QR-Recursive Compression of Volume Integral Equations for Electromagnetic Scattering by Large Metasurfaces

TL;DR

This paper introduces a QR decomposition-based compression method combined with volume integral equations to efficiently simulate electromagnetic scattering from large, complex metasurfaces with thousands of scatterers, enabling faster and more accurate computations.

Contribution

A novel QR decomposition-based compression scheme tailored for volume integral equations, improving the efficiency and accuracy of electromagnetic scattering simulations for large metasurfaces.

Findings

Effective modeling of metasurfaces with thousands of particles

Significant reduction in computational time

High accuracy in electromagnetic scattering predictions

Abstract

In this paper, a novel QR decomposition-based compression scheme is combined with a volume integral equations method for the fast and efficient numerical computation of the scattering of electromagnetic fields from large scale metasurfaces, via an iterative approach.
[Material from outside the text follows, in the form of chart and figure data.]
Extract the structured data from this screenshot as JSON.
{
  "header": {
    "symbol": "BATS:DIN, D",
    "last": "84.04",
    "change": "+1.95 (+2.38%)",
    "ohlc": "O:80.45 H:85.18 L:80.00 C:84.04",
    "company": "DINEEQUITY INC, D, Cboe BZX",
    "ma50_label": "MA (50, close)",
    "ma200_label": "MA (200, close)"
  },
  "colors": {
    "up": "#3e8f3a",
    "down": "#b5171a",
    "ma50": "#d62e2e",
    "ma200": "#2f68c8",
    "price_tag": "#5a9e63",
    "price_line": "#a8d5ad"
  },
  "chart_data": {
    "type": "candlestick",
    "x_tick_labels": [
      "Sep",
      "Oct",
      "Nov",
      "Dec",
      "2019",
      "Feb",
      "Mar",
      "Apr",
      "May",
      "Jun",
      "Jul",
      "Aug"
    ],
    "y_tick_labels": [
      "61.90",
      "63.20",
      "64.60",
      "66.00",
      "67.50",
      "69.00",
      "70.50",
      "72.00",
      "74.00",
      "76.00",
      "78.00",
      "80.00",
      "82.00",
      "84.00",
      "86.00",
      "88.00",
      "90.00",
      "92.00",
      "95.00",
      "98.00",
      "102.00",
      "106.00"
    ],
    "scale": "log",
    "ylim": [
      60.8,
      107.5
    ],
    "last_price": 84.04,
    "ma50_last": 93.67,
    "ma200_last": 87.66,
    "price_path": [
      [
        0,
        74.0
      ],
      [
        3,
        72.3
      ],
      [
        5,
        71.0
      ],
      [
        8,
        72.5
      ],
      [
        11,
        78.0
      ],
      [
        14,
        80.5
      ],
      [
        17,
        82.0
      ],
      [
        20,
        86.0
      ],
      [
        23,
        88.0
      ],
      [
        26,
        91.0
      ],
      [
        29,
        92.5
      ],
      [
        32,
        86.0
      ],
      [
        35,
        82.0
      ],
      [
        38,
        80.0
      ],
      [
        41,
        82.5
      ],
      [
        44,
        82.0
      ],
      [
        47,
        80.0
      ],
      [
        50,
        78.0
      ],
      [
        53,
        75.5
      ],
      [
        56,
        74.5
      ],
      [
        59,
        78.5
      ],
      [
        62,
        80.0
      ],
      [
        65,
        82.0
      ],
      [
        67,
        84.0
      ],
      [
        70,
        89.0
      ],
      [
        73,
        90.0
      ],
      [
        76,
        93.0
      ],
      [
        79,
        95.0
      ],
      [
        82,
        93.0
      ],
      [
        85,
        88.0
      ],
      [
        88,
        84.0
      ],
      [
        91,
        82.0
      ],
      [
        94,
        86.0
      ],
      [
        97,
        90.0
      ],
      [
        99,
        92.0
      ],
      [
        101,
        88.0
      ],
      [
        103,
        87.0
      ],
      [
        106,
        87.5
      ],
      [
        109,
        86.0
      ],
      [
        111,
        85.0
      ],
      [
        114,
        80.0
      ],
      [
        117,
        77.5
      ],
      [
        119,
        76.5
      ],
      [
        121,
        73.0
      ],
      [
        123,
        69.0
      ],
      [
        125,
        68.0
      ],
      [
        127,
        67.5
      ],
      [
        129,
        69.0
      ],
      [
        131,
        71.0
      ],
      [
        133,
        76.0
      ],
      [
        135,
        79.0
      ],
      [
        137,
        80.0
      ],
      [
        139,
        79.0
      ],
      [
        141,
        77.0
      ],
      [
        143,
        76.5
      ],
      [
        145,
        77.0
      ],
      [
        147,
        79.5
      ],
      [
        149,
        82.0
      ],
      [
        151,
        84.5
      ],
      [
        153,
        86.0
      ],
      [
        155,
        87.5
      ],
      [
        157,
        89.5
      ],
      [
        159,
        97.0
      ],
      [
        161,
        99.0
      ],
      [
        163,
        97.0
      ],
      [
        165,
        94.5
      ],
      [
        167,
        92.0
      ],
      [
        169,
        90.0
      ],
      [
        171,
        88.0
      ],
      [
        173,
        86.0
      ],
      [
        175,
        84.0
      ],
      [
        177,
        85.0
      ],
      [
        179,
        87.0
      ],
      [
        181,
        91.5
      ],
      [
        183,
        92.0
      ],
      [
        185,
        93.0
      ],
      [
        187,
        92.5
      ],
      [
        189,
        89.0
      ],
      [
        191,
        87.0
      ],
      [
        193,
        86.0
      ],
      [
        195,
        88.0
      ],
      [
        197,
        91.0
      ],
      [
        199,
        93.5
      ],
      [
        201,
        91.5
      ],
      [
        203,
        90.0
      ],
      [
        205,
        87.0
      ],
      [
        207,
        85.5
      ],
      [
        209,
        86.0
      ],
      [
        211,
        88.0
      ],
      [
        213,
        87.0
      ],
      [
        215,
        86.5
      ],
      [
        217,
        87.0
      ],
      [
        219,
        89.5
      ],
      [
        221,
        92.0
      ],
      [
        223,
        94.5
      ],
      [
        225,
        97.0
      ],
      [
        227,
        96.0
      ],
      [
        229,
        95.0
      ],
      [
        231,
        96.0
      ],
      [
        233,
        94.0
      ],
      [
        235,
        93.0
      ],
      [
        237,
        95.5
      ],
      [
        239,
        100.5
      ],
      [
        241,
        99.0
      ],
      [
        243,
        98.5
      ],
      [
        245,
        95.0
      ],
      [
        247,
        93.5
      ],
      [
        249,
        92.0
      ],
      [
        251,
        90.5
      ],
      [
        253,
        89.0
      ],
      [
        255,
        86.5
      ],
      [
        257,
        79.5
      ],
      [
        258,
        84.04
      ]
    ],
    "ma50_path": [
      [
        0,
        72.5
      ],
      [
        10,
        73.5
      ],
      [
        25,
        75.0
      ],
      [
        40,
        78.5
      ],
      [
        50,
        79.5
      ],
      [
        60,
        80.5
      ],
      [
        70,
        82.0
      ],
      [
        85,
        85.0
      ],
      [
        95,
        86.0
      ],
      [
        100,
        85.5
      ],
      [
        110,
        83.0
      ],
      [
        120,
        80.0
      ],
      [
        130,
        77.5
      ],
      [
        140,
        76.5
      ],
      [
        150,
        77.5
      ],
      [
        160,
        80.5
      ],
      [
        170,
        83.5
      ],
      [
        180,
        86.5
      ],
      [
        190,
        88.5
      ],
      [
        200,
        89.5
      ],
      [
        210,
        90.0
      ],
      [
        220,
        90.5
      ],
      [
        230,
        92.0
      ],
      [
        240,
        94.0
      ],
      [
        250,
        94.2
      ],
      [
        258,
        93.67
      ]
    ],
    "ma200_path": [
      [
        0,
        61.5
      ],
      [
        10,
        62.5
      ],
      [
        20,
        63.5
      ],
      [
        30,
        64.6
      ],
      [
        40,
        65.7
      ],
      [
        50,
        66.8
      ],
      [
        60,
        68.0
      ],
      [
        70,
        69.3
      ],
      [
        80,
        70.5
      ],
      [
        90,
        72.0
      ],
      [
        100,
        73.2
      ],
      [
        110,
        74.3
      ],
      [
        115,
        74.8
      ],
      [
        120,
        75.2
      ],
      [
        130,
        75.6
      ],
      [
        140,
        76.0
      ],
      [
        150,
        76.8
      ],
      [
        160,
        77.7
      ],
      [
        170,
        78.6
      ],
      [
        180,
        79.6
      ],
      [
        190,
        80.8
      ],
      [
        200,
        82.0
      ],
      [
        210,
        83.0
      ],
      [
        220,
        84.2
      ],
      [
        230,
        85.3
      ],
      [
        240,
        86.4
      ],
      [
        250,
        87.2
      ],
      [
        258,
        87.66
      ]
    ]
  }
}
The underlying problem is of a multiscale nature. Indeed, these metasurfaces are made of a large collection of interacting sub-wavelength scatterers, thus making the numerical computation of the solution very challenging. More specifically, the paper proposes a tailored version of a QR decomposition-based compression for a volume integral equation, together with a proper preconditioner that exploits the geometrical structure of the array, in order to achieve a fast and accurate iterative solver, in view of realistic applications. Numerical examples prove the effectiveness of the method in efficiently modeling metasurfaces made by thousands of particles.